You might also be able to set it up with a single wireguard connection and a rule in mwan3 to route traffic to the 10.0.10.0/24 through the default routing table. However, I have not tested how wireguard handles the wan connection changing.

1 Like

Does wireguard recognise the tunlink option in the config file, I read this from the owrt docs and the tunlink option is applied to gre tunnels from what i can understand, and I'm also unsure how to set up a wireguard link for each wan as i thought that wireguard being a logical interface gets used on whichever interface can connect to the endpoint ip address, (i've probably massively over simplified it in my head).
I will investigate your suggestions and report back, probably not for a couple of days as I'm out of reach of the router.

Yeah, I added it in 1.0.20200513-2, so any version after that should work.

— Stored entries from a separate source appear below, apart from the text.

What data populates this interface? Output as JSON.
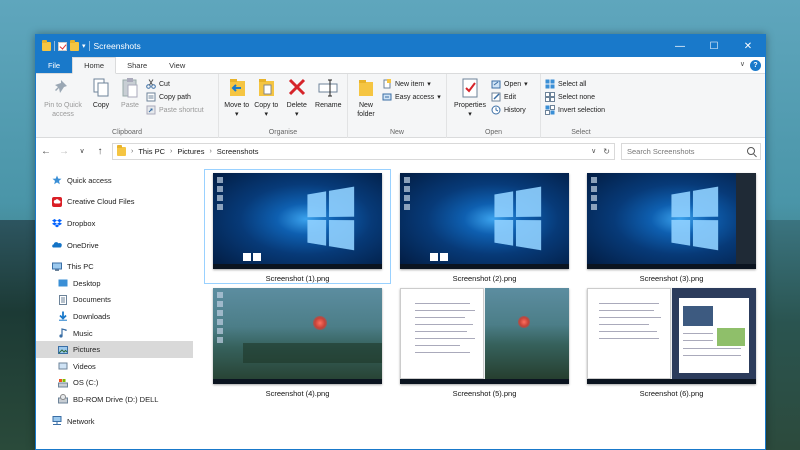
{
  "window": {
    "title": "Screenshots",
    "controls": {
      "minimize": "—",
      "maximize": "☐",
      "close": "✕"
    }
  },
  "tabs": [
    {
      "label": "File"
    },
    {
      "label": "Home"
    },
    {
      "label": "Share"
    },
    {
      "label": "View"
    }
  ],
  "ribbon": {
    "clipboard": {
      "label": "Clipboard",
      "pin": "Pin to Quick access",
      "copy": "Copy",
      "paste": "Paste",
      "cut": "Cut",
      "copy_path": "Copy path",
      "paste_shortcut": "Paste shortcut"
    },
    "organise": {
      "label": "Organise",
      "move_to": "Move to",
      "copy_to": "Copy to",
      "delete": "Delete",
      "rename": "Rename"
    },
    "new": {
      "label": "New",
      "new_folder": "New folder",
      "new_item": "New item",
      "easy_access": "Easy access"
    },
    "open": {
      "label": "Open",
      "properties": "Properties",
      "open": "Open",
      "edit": "Edit",
      "history": "History"
    },
    "select": {
      "label": "Select",
      "select_all": "Select all",
      "select_none": "Select none",
      "invert": "Invert selection"
    }
  },
  "address": {
    "crumbs": [
      "This PC",
      "Pictures",
      "Screenshots"
    ],
    "search_placeholder": "Search Screenshots"
  },
  "nav": {
    "quick_access": "Quick access",
    "creative_cloud": "Creative Cloud Files",
    "dropbox": "Dropbox",
    "onedrive": "OneDrive",
    "this_pc": "This PC",
    "desktop": "Desktop",
    "documents": "Documents",
    "downloads": "Downloads",
    "music": "Music",
    "pictures": "Pictures",
    "videos": "Videos",
    "os_c": "OS (C:)",
    "bd_rom": "BD-ROM Drive (D:) DELL",
    "network": "Network"
  },
  "files": [
    {
      "name": "Screenshot (1).png"
    },
    {
      "name": "Screenshot (2).png"
    },
    {
      "name": "Screenshot (3).png"
    },
    {
      "name": "Screenshot (4).png"
    },
    {
      "name": "Screenshot (5).png"
    },
    {
      "name": "Screenshot (6).png"
    }
  ],
  "colors": {
    "accent": "#1979ca",
    "selection": "#cce8ff",
    "nav_selected": "#d9d9d9"
  }
}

Doc needs to be updated to reflect the change.

Your understanding is correct. Normally it will use whichever interface the routing rule specifies. I have my set up where each interface connects to a different wireguard endpoint. If both interfaces need to connect to the same endpoint, the tunlink option probably won't be enough.

If there is only one endpoint you need to connect to, you could try having them originate from different source ports and set up some additional mwan3 rules to make sure that the traffic goes out the right interface.